Kurrus also stressed that the public needs to shift its focus from race to income.

“We’ve lost the white middle class,” he said. “But we’ve also lost 200 upper-income African-American students this year. We’ve got to compete as a district. If what we want is community-based education, then we’ve got to mean it when we say it.”

He called the the loss of middle- and upper-income black students the district’s biggest disadvantage. 

In 1988, the district had about 9,000 white students. That number is now down about 45 percent to 4,000, Kurrus said. Those white students have been replaced by about 3,000 Hispanic students. Meanwhile, overall student population in the district is roughly the same, representing no growth.

“This community has a lot of thinking to do as far as what it wants from its school district,” Kurrus said. “LRSD will not survive if all the kids it educates are children of need. If LRSD becomes just a place where you send your kids if you can’t send them to a private or charter school, then it won’t continue to exist.”

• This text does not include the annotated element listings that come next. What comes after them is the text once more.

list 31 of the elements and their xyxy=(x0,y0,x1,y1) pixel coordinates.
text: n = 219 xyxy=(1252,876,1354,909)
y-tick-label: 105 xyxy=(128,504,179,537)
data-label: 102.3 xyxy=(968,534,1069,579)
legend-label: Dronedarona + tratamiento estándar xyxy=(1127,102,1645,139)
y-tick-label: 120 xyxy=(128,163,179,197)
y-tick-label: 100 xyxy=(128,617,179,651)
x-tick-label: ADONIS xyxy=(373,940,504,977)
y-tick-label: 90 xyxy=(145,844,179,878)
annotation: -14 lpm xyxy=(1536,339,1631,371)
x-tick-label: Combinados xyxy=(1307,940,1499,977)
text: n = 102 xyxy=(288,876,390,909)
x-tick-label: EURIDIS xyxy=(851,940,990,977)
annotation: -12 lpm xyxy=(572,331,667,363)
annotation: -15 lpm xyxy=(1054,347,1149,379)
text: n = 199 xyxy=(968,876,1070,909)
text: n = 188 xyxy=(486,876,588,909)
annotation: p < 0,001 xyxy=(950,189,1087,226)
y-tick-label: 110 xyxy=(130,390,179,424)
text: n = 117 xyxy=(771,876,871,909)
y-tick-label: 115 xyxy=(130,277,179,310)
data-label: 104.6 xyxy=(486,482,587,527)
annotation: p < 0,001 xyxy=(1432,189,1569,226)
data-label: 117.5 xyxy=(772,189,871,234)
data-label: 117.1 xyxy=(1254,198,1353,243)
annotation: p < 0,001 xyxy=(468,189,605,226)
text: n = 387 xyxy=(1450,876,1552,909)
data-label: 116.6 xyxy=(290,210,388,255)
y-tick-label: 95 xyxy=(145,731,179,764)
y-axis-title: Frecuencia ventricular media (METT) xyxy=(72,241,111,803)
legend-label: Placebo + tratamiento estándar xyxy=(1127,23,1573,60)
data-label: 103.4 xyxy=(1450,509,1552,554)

He said all young students in the district should be able to attend a school like the 900-student Roberts Elementary in west Little Rock, where students perform consistently in the 90th percentile. But the district loses about two-thirds of its Roberts students to private and charter schools, he said.

Kurrus encouraged Rotarians to continue to volunteer at local schools where they’ll find students who are “marvelous gifts from God” (a phrase he used three times to describe LRSD’s young students) and teachers committed to their students. 

“We’re not dealing with widgets, we’re dealing with people. These kids are depending on us,” he said. “We’ve got to fix it for these kids. We don’t have a choice.”

Other points of interest from Kurrus’ keynote address:

  • Before his appointment, LRSD officials did not have the organizational capability to be effective, Kurrus said. “We’ve got a system in place now. That’s being fixed.”
  • The district’s 2014-15 budget was $319.3 million and it employs 3,700 people.
  • Kurrus noted one middle school where 67 percent of students read at subpar levels. 
  • Kurrus praised Baseline Elementary in southwest Little Rock for its “complete turnaround.”
  • LRSD has 28 schools with a student count below 500, which Kurrus called “not sustainable.” Springdale’s smallest public school has 499 students, he said. He also acknowledged the need for more elementary and middle schools west of Interstate 430.
  • Regarding charter schools, Kurrus acknowledged “the challenges there.” He said most parents with choices want their children around similar peer groups that want to learn.
  • Kurrus told Arkansas Business that he’s moving ahead with plans to build a new state-of-the-art McClellan High School in southwest Little Rock. He said the existing facility could be used to house a new incarnation of Cloverdale Middle School. Kurrus also wants the district to purchase the former Leisure Arts building on Highway 10 in west Little Rock for a new middle school.